Bony abnormalities are often seen to involved facial bones and calvaria. Frontal bossing, diffuse enlargement and exostoses can be seen in skull, as seen in our case. Exostosis may involve fronto-parietal or parieto-occipital regions ("Buckleschdel" or haunched skull), external auditory canals, the bridge of the nose and the alveolar ridges . Calvarial bony exostosis are common abnormality in this syndrome. Craniostenosis with involvement of the coronal, lambdoid, sagittal and metopic sutures have been described . Marked facial abnormalities are seen due to common involvement of the maxilla and mandible. Mandibular asymmetry and unilateral condylar hyperplasia are common, as in this case . High arched palate and crowding of the teeth are also seen . Combination of hemimegalencephaly and limb overgrowth as seen in our case can also occur with Klippel-Trenauney - Weber syndrome .
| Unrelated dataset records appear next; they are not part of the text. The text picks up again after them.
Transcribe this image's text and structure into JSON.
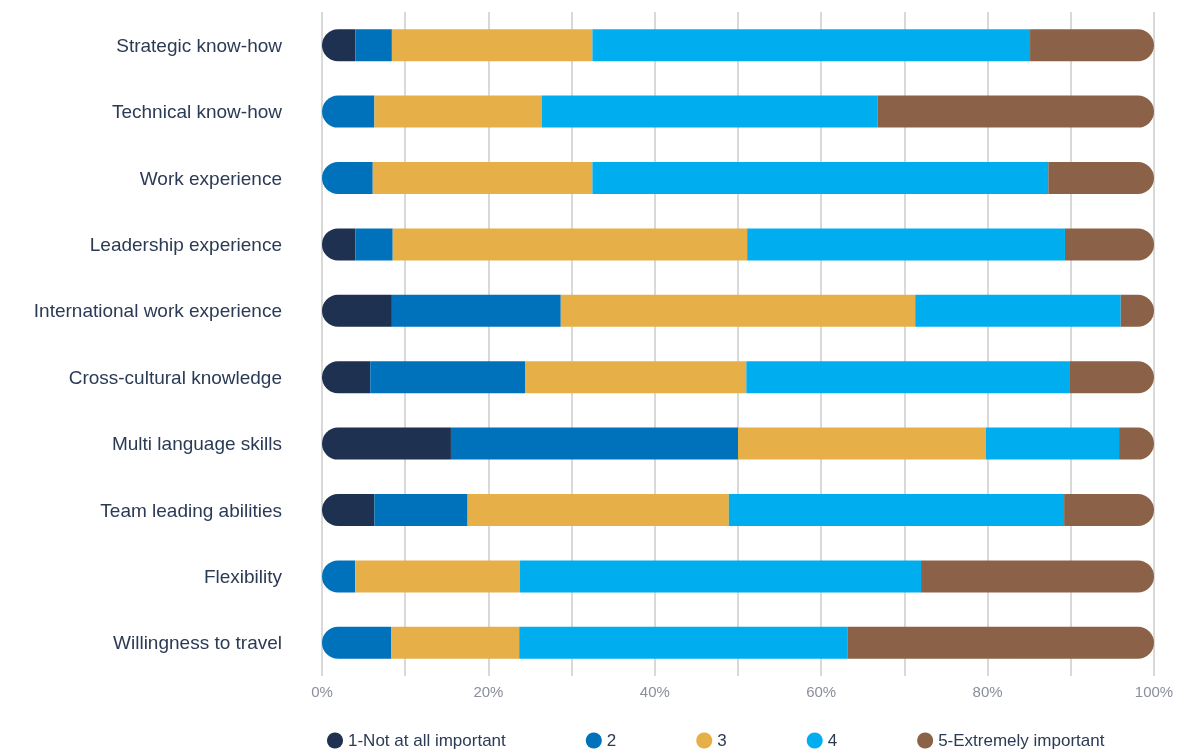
{
  "chart_data": {
    "type": "bar",
    "orientation": "horizontal",
    "stacked": true,
    "categories": [
      "Strategic know-how",
      "Technical know-how",
      "Work experience",
      "Leadership experience",
      "International work experience",
      "Cross-cultural knowledge",
      "Multi language skills",
      "Team leading abilities",
      "Flexibility",
      "Willingness to travel"
    ],
    "series": [
      {
        "name": "1-Not at all important",
        "color": "#1f3150",
        "values": [
          4.0,
          0,
          0,
          4.0,
          8.4,
          5.8,
          15.5,
          6.3,
          0,
          0
        ]
      },
      {
        "name": "2",
        "color": "#0072bc",
        "values": [
          4.4,
          6.3,
          6.1,
          4.5,
          20.3,
          18.6,
          34.5,
          11.2,
          4.0,
          8.3
        ]
      },
      {
        "name": "3",
        "color": "#e6af47",
        "values": [
          24.1,
          20.1,
          26.4,
          42.6,
          42.6,
          26.6,
          29.8,
          31.4,
          19.8,
          15.4
        ]
      },
      {
        "name": "4",
        "color": "#00aeef",
        "values": [
          52.6,
          40.4,
          54.8,
          38.2,
          24.7,
          38.9,
          16.0,
          40.3,
          48.2,
          39.5
        ]
      },
      {
        "name": "5-Extremely important",
        "color": "#8b6248",
        "values": [
          14.9,
          33.2,
          12.7,
          10.7,
          4.0,
          10.2,
          4.2,
          10.8,
          28.0,
          36.8
        ]
      }
    ],
    "xlim": [
      0,
      100
    ],
    "xticks": [
      {
        "value": 0,
        "label": "0%"
      },
      {
        "value": 10,
        "label": null
      },
      {
        "value": 20,
        "label": "20%"
      },
      {
        "value": 30,
        "label": null
      },
      {
        "value": 40,
        "label": "40%"
      },
      {
        "value": 50,
        "label": null
      },
      {
        "value": 60,
        "label": "60%"
      },
      {
        "value": 70,
        "label": null
      },
      {
        "value": 80,
        "label": "80%"
      },
      {
        "value": 90,
        "label": null
      },
      {
        "value": 100,
        "label": "100%"
      }
    ],
    "grid": "x",
    "legend": "bottom"
  }
}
Subcutaneous masses are often seen to be involving neck and face, as other parts of the body. Lymphangiomas, haemangiomas and lipomas are more common. These may develop suddenly and grow quickly in proteus syndrome. Infiltration of the various neck spaces is commonly seen. Early resection is advised to avoid airway compromise due to haemorrhage and sudden expansion . Monomorphic adenomas of the parotid gland have been reported in two cases . Displacement of the pharynx and air-way along with enlarged tongue muscles on one side, as seen in this case is also reported previously .
The differential diagnosis of Proteus syndrome includes other hamartoses like and causes of hypertrophy like. With CNS involvement, many entities are excluded, leaving mainly other meurocutaneous syndromes as diagnostic possibilities. Encephalocraniocutaneous lipomatosis also shows unilateral CNS findings and was thought to be a localised form of Proteus syndrome. But, hemimegalencephaly is probably not a finding in this entity . Many of the features are similar in both the entities.